Saddam Hussein should have been left to run Iraq, says CIA officer who interrogated him
When I interrogated Saddam, he told me: “You are going to fail. You are going to find that it is not so easy to govern Iraq.” When I told him I was curious why he felt that way, he replied: “You are going to fail in Iraq because you do not know the language, the history, and you do not understand the Arab mind.”
.. Nixon now reckons Hussein had a point and that a ruthless strongman like him was necessary to “maintain Iraq’s multi-ethnic state” and keep both Sunni extremism and the power of Shiite-led Iran, a Hussein foe, at bay.
.. “Although I found Saddam to be thoroughly unlikeable, I came away with a grudging respect for how he was able to maintain the Iraqi nation as a whole for as long as he did,” wrote Nixon. “He told me once, ‘Before me, there was only bickering and arguing. I ended all that and made people agree!'”

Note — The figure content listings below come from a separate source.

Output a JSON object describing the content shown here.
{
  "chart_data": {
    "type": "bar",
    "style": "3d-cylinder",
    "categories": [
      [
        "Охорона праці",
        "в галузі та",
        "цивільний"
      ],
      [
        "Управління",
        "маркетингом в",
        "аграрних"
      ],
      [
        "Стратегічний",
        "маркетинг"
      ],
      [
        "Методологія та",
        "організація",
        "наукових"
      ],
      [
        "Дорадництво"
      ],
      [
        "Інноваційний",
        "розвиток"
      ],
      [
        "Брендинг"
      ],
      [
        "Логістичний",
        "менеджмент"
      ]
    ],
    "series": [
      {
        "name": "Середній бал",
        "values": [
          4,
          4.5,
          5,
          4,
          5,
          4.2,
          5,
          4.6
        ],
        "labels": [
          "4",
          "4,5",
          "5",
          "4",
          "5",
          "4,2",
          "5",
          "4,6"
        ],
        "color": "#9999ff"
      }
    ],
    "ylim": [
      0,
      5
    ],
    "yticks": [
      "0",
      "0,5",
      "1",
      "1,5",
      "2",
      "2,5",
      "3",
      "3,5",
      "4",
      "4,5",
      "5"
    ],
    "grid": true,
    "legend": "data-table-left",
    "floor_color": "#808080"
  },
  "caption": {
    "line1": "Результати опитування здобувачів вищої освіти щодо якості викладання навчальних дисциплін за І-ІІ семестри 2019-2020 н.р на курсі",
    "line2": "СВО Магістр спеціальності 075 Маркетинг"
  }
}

Many Arab commentators, though, reject the simplicity of the assumptions here — that if not ruled by tyrants, their nations would automatically turn into breeding grounds for militancy. That’s a logic, after all, that serves the autocrats. Moreover, there’s a direct connection between the heavy-handed policies of the region’s autocrats and the conditions that spawn extremism and deepen sectarian animosities. Pluralistic, multi-ethnic societies have been the norm, not the exception, for centuries.